Le cadre rouge marque la zone où la neige aurait lieu. Crédit :Fig. de Levermann et al 2019.
Une équipe de chercheurs du Potsdam Institute for Climate Impact Research (PIK) examine maintenant un moyen audacieux de stabiliser la calotte glaciaire :générer des milliards de tonnes de neige supplémentaire en pompant l'eau de l'océan sur les glaciers et en la distribuant avec des canons à neige. Cela signifierait des efforts d'ingénierie sans précédent et un risque environnemental substantiel dans l'une des dernières régions vierges du monde – pour empêcher l'élévation à long terme du niveau de la mer dans certaines des zones les plus densément peuplées du monde le long des côtes des États-Unis à la Chine.
"Le compromis fondamental est de savoir si nous, en tant qu'humanité, voulons sacrifier l'Antarctique pour protéger les régions côtières actuellement habitées et le patrimoine culturel que nous avons construit et construisons sur nos côtes. Il s'agit de métropoles mondiales, de New York à Shanghai, qui à long terme sera en dessous du niveau de la mer si rien n'est fait" explique Anders Levermann, physicien à l'Institut de Potsdam pour la recherche sur l'impact climatique (PIK) et à l'Université de Columbia et l'un des auteurs de l'étude. "La calotte glaciaire de l'Antarctique occidental est l'un des éléments de basculement de notre système climatique. La perte de glace s'accélère et pourrait ne pas s'arrêter tant que la calotte glaciaire de l'Antarctique occidental n'aura pratiquement pas disparu."
Des mesures sans précédent pour stabiliser la calotte glaciaire
Des courants océaniques chauds ont atteint le secteur de la mer d'Amundsen dans l'Antarctique occidental, une région comprenant plusieurs glaciers sujets à l'instabilité en raison de leur configuration topographique. La fonte sous-marine de ces glaciers a déclenché leur accélération et leur retrait. Ceci est déjà maintenant responsable de la plus grande perte de glace du continent et contribue à accélérer l'élévation du niveau de la mer dans le monde. Dans leur étude, les chercheurs utilisent des simulations informatiques pour projeter la perte de glace dynamique dans le futur. Ils confirment des études antérieures suggérant que même une forte réduction des émissions de gaz à effet de serre pourrait ne pas empêcher l'effondrement de la calotte glaciaire de l'Antarctique occidental.
"Nous avons donc étudié ce qui pourrait arrêter un effondrement potentiel dans nos simulations et augmenté les chutes de neige dans la région déstabilisée bien au-delà des observations, " déclare le co-auteur de PIK Johannes Feldmann. " En fait, nous constatons qu'une quantité énorme de neige peut en effet repousser la calotte glaciaire vers un régime stable et stopper l'instabilité. En pratique, cela pourrait être réalisé par une énorme redisposition des masses d'eau - pompées hors de l'océan et enneigées sur la calotte glaciaire à un rythme de plusieurs centaines de milliards de tonnes par an pendant quelques décennies."
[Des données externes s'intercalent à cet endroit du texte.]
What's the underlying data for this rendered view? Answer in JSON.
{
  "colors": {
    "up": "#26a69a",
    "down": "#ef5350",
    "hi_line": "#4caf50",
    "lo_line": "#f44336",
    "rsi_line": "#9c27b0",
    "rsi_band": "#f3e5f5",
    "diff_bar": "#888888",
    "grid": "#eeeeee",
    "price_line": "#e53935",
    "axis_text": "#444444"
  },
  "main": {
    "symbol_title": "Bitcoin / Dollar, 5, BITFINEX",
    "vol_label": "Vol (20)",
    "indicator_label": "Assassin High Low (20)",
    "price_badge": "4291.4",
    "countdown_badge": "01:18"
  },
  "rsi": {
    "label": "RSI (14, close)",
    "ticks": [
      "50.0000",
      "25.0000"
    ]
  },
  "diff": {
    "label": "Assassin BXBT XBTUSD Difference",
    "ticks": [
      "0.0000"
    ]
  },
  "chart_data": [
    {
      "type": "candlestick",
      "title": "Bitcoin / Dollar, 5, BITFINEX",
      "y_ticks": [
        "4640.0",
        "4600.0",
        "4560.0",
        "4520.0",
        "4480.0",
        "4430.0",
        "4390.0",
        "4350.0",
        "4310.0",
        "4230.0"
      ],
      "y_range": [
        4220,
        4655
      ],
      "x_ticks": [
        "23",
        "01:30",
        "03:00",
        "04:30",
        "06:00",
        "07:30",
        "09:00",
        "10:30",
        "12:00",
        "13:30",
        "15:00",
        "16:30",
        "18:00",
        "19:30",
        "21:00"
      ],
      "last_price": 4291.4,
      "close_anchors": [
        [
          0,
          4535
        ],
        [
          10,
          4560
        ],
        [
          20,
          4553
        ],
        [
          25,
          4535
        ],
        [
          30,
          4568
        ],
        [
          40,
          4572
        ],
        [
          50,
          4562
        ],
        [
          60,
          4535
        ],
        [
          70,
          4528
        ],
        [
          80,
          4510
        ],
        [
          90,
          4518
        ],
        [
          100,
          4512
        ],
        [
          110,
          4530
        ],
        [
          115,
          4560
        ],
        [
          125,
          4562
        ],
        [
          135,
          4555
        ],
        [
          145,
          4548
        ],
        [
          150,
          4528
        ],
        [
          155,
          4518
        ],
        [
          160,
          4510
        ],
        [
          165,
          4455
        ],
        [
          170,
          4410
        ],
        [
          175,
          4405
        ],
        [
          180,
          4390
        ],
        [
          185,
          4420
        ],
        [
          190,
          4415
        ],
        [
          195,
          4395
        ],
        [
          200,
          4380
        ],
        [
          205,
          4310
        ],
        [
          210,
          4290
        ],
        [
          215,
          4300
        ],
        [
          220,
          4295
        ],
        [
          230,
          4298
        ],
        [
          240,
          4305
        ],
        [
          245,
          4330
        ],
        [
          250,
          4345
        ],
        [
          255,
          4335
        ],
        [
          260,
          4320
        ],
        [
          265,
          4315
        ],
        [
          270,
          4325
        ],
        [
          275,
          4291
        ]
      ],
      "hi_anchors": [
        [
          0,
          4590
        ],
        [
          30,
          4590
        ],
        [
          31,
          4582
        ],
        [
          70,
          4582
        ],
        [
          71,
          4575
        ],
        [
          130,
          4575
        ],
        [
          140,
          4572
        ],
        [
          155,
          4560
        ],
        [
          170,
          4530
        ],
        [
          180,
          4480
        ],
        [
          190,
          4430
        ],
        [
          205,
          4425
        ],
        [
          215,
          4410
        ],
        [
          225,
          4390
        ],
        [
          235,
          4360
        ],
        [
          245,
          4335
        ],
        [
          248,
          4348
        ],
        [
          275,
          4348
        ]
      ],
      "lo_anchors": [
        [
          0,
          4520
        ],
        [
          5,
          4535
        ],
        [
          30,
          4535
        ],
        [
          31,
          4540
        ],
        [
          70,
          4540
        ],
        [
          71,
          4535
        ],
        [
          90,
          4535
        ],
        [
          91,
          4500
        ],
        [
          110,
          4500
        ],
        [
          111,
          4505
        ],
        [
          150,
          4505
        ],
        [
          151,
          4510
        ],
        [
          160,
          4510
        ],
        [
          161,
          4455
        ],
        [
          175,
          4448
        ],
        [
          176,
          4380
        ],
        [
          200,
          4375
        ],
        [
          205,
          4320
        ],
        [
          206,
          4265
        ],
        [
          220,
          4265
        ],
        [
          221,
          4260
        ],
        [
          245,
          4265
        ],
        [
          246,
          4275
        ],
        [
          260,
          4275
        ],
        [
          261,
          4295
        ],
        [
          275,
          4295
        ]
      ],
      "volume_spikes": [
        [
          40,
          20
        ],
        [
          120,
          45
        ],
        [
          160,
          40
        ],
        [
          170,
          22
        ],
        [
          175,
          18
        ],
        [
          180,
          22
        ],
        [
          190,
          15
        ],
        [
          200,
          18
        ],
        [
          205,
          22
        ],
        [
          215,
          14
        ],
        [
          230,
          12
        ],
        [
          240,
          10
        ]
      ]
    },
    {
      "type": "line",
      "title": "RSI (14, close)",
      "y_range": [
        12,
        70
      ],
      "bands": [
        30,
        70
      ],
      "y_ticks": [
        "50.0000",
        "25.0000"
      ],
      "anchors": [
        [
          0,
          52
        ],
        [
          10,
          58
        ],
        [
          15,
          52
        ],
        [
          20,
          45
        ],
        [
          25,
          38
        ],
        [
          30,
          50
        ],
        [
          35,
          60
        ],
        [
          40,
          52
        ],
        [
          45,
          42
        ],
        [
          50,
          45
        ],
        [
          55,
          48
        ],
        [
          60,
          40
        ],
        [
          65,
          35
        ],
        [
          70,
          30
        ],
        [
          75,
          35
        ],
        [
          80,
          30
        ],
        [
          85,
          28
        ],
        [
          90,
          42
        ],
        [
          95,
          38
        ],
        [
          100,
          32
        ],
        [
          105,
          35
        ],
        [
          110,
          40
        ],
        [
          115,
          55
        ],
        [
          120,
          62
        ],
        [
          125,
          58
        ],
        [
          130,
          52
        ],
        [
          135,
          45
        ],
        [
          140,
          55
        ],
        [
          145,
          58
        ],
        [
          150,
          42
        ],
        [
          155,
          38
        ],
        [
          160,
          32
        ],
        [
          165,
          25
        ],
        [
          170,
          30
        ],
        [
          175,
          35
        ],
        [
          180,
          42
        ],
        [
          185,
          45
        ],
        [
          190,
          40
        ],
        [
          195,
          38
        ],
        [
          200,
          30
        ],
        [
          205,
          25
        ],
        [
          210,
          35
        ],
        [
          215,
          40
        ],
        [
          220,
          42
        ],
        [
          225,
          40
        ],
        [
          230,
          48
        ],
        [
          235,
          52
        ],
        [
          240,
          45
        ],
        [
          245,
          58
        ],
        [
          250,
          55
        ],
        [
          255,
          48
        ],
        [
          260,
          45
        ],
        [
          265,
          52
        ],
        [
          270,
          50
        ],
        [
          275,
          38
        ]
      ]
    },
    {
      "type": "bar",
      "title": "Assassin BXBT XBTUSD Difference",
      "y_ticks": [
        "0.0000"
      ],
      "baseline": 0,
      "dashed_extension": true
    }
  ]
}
Un formidable compromis entre aléas et espoirs
"Nous sommes pleinement conscients du caractère perturbateur qu'aurait une telle intervention, " ajoute Feldmann. le dessalement et le chauffage de l'eau de mer ainsi que l'alimentation des canons à neige nécessiteraient une quantité d'énergie électrique de l'ordre de plusieurs dizaines de milliers d'éoliennes haut de gamme. « La mise en place d'un tel parc éolien et de l'infrastructure supplémentaire dans la mer d'Amundsen et l'extraction massive d'eau de mer elle-même signifieraient essentiellement la perte d'une réserve naturelle unique. De plus, le climat rigoureux de l'Antarctique rend les défis techniques difficiles à anticiper et à gérer tandis que les impacts dangereux potentiels sur la région sont susceptibles d'être dévastateurs. "Aussi, notre étude ne considère pas le futur réchauffement climatique d'origine humaine. Par conséquent, cette entreprise gigantesque n'a de sens que si l'Accord de Paris sur le climat est respecté et que les émissions de carbone sont réduites rapidement et sans équivoque. »
"L'absurdité apparente de la tentative de laisser neiger en Antarctique pour arrêter une instabilité des glaces reflète la dimension époustouflante du problème du niveau de la mer, " conclut Levermann. " Pourtant, en tant que scientifiques, nous pensons qu'il est de notre devoir d'informer la société sur chaque option potentielle pour contrer les problèmes à venir. Aussi incroyable que cela puisse paraître :Afin de prévenir un risque sans précédent, l'humanité devra peut-être faire un effort sans précédent, trop."